Mumbai based artist Haribaabu Naatesan recycles e-waste and turns them into art installations.
In today’s time, everyone’s life is plugged in electronic devices. But, what happens to these electronic devices when they stop working or are replaced with the latest model available in the market? They ultimately land up in open areas. And, this trash is huge. In fact, according to a study conducted by ASSOCHAM-NEC last year, India produces over two million tonnes of e-waste per annum, making it among the top five generators of e-waste in the world.
A ray of hope amidst such a dark picture is Mumbai-based artist Haribaabu Naatesan, known popularly for creating Make in India logo that features the silhouette of a lion on the prowl, made entirely of cogs. The artist recycles the e-waste and transforms them into art installations.
“Once I get the e-waste, I just turn them into an installation and that for me is mukti (liberation) for that particular discarded material,” says Haribaabu who terms his art as ‘Green Design Works’ and believes that he is reducing the carbon footprint in this process. For the artist, the philosophy of mukti works to eliminate the entire process through which e-waste reaches open fields or recycling companies through different agents. “This process involves a lot of energy and I stop all these things through my art,” explains the artist and adds, “Every scrap that comes to me reaches its final destination and then stays there forever.”

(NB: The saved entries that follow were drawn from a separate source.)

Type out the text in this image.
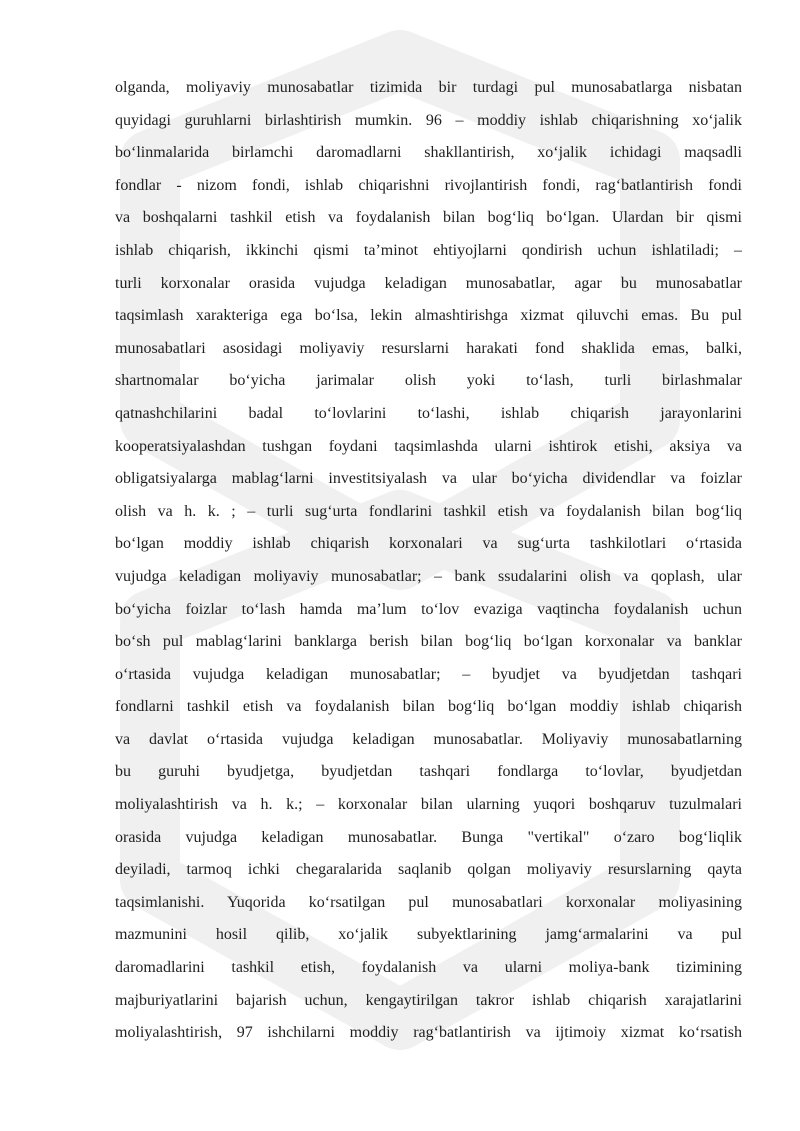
olganda, moliyaviy munosabatlar tizimida bir turdagi pul munosabatlarga nisbatan
quyidagi guruhlarni birlashtirish mumkin. 96 – moddiy ishlab chiqarishning xo‘jalik
bo‘linmalarida birlamchi daromadlarni shakllantirish, xo‘jalik ichidagi maqsadli
fondlar - nizom fondi, ishlab chiqarishni rivojlantirish fondi, rag‘batlantirish fondi
va boshqalarni tashkil etish va foydalanish bilan bog‘liq bo‘lgan. Ulardan bir qismi
ishlab chiqarish, ikkinchi qismi ta’minot ehtiyojlarni qondirish uchun ishlatiladi; –
turli korxonalar orasida vujudga keladigan munosabatlar, agar bu munosabatlar
taqsimlash xarakteriga ega bo‘lsa, lekin almashtirishga xizmat qiluvchi emas. Bu pul
munosabatlari asosidagi moliyaviy resurslarni harakati fond shaklida emas, balki,
shartnomalar bo‘yicha jarimalar olish yoki to‘lash, turli birlashmalar
qatnashchilarini badal to‘lovlarini to‘lashi, ishlab chiqarish jarayonlarini
kooperatsiyalashdan tushgan foydani taqsimlashda ularni ishtirok etishi, aksiya va
obligatsiyalarga mablag‘larni investitsiyalash va ular bo‘yicha dividendlar va foizlar
olish va h. k. ; – turli sug‘urta fondlarini tashkil etish va foydalanish bilan bog‘liq
bo‘lgan moddiy ishlab chiqarish korxonalari va sug‘urta tashkilotlari o‘rtasida
vujudga keladigan moliyaviy munosabatlar; – bank ssudalarini olish va qoplash, ular
bo‘yicha foizlar to‘lash hamda ma’lum to‘lov evaziga vaqtincha foydalanish uchun
bo‘sh pul mablag‘larini banklarga berish bilan bog‘liq bo‘lgan korxonalar va banklar
o‘rtasida vujudga keladigan munosabatlar; – byudjet va byudjetdan tashqari
fondlarni tashkil etish va foydalanish bilan bog‘liq bo‘lgan moddiy ishlab chiqarish
va davlat o‘rtasida vujudga keladigan munosabatlar. Moliyaviy munosabatlarning
bu guruhi byudjetga, byudjetdan tashqari fondlarga to‘lovlar, byudjetdan
moliyalashtirish va h. k.; – korxonalar bilan ularning yuqori boshqaruv tuzulmalari
orasida vujudga keladigan munosabatlar. Bunga "vertikal" o‘zaro bog‘liqlik
deyiladi, tarmoq ichki chegaralarida saqlanib qolgan moliyaviy resurslarning qayta
taqsimlanishi. Yuqorida ko‘rsatilgan pul munosabatlari korxonalar moliyasining
mazmunini hosil qilib, xo‘jalik subyektlarining jamg‘armalarini va pul
daromadlarini tashkil etish, foydalanish va ularni moliya-bank tizimining
majburiyatlarini bajarish uchun, kengaytirilgan takror ishlab chiqarish xarajatlarini
moliyalashtirish, 97 ishchilarni moddiy rag‘batlantirish va ijtimoiy xizmat ko‘rsatish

His process involves assembling the waste material and then storing them. Later, he categorises all parts based on their size, shape, colour, and type. Once the segregation is done, he assembles the pieces to create a piece of art. On this journey since 1999, the artist has implemented his imagination on tonnes of e-waste - from a life-size yellow Volkswagen Beetle to a steampunk clock tower.
Although now a significant name, his beginning was rather humble. A graduate of National School of Art and postgraduate from the National Institute of Design, NDA- Ahmedabad, Haribaabu first started making small animation characters only to secure the admission in NDA. After completing the course in Animation design, he moved to Chennai and started working as a professional animator until he finally settled in Mumbai in 2006. However, according to the artiste, his journey as an e-waste installation artist didn’t start till he finally left his job at a production house in the city and moved back to his graduation skills – creating artwork.
“I wasn’t happy because there were a lot of creative compromises and then I decided to go back to what I was doing initially. But, I thought small characters won’t make any difference. So, I started making two inches semi-relief sculpturseand then started recycling electronic gadgets and other things,” recalls the artist. Adding further he says, “I knew I won’t be earning much but I would be satisfied at least. So, I quit my job.”
After quitting his job, Haribaabu worked on a few art pieces in the next two years and invested his entire savings. Although it earned him a lot of appreciation, there were no returns in terms of money. He was taken aback with how things were working out. However, soon he received a fellowship award and a solo show in Delhi where fifty per cent of his work was sold. “It was like exhibition cum sell,” says the artist. However, things weren’t in his favour even now as people would call his artwork as something made of scrape and weren’t ready to keep that in their house. “It was tough initially because people were like ‘junk mai banaya hai, kyu lene ka (it is made of junk, why should we buy it?)’ and I would explain to them the truth behind it that I transform scrap to a different medium,” explains the artist.
In the last ten years, Haribaabu’s work has been displayed in many art galleries and national exhibitions across the nation. He has been invited as a guest artist in ‘artist in resident’ programme organised in Azerbaijan. One of his most iconic works of art that one comes across is the Make in India logo, which was unveiled by the Chief Minister of Maharashtra Devendra Fadnavis. Recreated using 1500 kgs of automobile scrap mostly mechanical gear wheels, the installation has found its place at P D’Mello Road and Carnac Bunder Circle.